I have started using neural networks about two years ago, for TAC challenge, when colleague and I participated on ADR track of TAC. However, even thought I have given some contribution, pick of word embeddings and some of similar stuff fell on my colleague. The result was overall quite good and we have with our approach finished 4th.
However, recently, I have started working on a project that required me to do a full circle and make a whole model on my own. Neural networks proved to be easier to wrap head around than different versions of word embeddings. So what is the deal?
- Everyone talks about the use of neural networks and word emdeddings and how powerful they are. And yes they are mighty and powerful, but there is no free lunch. One should know that neural networks are slow learners. Therefore, training classification or NER network can take hours and a magnitude of time longer than some of the classical classifiers such as SVM, Naive Bayes, Decission trees or even CRFs. In case you want to train or fine-tune your embeddings, it may take days or weeks. Having expensive NVIDIA chipset with CUDA capability can help, but still it may take some time.
- There are different kinds of pre-trained embeddings, and in order for your method to work well, you have to pick well. What usually works is the one that is trained on the biggest dataset. Let me give an example. I am working on de-identification. So firstly, I created a CRF model with some bit of feature engineering. That performed with overall F1 score of 91%. Then I tried to make bidirectional LSTM-based model. According to literature, this kind of model should work better. I have tried to use GLoVE pre-trained model on Wikipedia (from 2014) and Gigaword 5 (news article). So the dataset that the embeddings were trained was quite large, containing 6 billion tokens, 400 000 word vocabulary. However, the best result for NER task I was able to get with about 100 epochs of training was about 76% F1 score. After couple of days of trying to improve this result, I have tried other embeddings. I downloaded GLoVE trained on common crawl, containing 840 billion tokens and about 2.2 million words in vocabulary. This immediately boosted the performance to 95% F1 score (translates to accuracy over 0.9999). In conclusion larger dictionaries give better performance. Even better if they are fitted to the text type. However, if the text is large enough, it may likely contain texts or text type you use.

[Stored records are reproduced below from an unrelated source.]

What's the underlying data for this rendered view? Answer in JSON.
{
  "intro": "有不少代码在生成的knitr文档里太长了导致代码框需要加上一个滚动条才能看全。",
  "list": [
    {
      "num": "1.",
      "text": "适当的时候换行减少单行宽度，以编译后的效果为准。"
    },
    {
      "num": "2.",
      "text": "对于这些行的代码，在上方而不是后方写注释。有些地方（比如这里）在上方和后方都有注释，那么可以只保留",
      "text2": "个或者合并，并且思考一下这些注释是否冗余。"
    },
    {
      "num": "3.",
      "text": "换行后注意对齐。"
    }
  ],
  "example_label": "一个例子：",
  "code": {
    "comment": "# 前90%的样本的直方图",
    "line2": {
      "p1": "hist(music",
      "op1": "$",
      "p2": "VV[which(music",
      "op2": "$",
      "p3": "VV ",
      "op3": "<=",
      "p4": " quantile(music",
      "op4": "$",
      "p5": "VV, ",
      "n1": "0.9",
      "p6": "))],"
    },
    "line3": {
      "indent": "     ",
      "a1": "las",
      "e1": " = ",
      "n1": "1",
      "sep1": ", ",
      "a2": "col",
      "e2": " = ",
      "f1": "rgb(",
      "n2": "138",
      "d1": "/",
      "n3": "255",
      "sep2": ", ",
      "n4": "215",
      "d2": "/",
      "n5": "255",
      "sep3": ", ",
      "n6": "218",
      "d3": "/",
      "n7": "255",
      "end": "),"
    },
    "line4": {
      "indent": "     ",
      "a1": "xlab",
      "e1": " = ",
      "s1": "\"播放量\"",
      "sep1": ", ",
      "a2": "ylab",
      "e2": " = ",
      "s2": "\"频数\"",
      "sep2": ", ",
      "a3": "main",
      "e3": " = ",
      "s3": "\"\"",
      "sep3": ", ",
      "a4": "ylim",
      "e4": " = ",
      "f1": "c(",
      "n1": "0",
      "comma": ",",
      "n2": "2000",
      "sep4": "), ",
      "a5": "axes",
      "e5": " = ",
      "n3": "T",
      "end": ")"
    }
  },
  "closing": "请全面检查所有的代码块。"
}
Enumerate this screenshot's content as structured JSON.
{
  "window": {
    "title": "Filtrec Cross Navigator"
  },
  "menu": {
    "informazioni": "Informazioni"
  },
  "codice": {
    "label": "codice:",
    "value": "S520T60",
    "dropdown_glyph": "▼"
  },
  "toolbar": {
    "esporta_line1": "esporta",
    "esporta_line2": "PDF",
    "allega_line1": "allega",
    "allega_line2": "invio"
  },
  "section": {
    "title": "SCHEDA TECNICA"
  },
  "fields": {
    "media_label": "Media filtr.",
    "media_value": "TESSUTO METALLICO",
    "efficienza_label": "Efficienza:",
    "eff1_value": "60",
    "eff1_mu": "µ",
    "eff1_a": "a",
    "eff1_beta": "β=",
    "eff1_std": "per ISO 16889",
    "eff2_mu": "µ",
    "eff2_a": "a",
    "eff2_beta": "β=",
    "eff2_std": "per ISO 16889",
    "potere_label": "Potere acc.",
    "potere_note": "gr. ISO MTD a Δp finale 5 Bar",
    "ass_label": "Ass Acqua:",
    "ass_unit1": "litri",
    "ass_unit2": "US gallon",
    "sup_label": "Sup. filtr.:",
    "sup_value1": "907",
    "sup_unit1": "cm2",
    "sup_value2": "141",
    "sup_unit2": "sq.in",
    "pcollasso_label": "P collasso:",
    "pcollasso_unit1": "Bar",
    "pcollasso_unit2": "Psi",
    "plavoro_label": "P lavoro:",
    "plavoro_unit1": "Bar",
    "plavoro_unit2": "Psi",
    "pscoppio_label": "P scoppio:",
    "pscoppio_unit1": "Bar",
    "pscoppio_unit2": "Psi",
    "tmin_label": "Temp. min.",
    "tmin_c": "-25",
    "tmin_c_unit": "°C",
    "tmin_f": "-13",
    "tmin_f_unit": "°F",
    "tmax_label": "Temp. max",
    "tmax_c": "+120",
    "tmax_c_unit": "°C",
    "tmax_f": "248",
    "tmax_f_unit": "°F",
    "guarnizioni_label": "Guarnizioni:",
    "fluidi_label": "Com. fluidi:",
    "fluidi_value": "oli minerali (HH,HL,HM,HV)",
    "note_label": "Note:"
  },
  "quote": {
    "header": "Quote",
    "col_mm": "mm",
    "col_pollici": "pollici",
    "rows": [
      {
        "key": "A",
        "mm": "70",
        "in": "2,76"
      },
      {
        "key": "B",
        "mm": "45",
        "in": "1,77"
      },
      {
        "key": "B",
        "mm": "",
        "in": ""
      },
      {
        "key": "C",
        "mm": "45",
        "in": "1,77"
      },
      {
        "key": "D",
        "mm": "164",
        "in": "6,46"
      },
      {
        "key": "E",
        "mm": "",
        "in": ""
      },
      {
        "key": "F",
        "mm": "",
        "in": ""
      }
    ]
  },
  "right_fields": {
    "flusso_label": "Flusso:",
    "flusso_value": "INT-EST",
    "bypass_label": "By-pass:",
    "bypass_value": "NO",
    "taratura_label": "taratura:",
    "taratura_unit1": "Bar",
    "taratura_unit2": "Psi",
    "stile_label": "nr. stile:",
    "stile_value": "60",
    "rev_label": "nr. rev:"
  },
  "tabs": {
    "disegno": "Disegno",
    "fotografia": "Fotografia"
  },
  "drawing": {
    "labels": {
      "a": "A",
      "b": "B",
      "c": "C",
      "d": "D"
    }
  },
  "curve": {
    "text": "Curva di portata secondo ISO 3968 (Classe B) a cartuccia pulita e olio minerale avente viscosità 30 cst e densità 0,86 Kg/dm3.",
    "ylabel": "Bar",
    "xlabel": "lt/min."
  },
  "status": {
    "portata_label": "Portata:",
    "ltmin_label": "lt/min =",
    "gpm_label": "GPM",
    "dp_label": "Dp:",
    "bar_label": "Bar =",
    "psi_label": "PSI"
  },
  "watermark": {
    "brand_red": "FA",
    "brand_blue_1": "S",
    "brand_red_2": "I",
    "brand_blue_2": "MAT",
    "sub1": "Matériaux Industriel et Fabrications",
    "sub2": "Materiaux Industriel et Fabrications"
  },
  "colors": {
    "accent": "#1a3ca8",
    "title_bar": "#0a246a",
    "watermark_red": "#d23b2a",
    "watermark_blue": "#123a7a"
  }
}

- Hyperparameters still matter and there is a good deal of hyperparameter engineering going on. Once, I had an interview with a company that probably at the time started working with neural networks, and I got opinion from their CTO that they want someone who would be able to just make networks and throw data at them and they don’t want to waste time on feature engineering. How people get blinded by news hypes! It is true, there is not much semantic feature engineering when it comes to neural networks. However, there are quite a few parameters to set that matter a lot and quite can change the results. Also, architecture matters a lot depending on a task that is performed. As I said, there is no free lunch, even with the new technology. You don’t waste time on one thing, but you will have to waste it on something else or there will be something that will balance the costs.
I believe this would be 3 most valuable learning lessons so far from engaging more seriously to the neural language processing.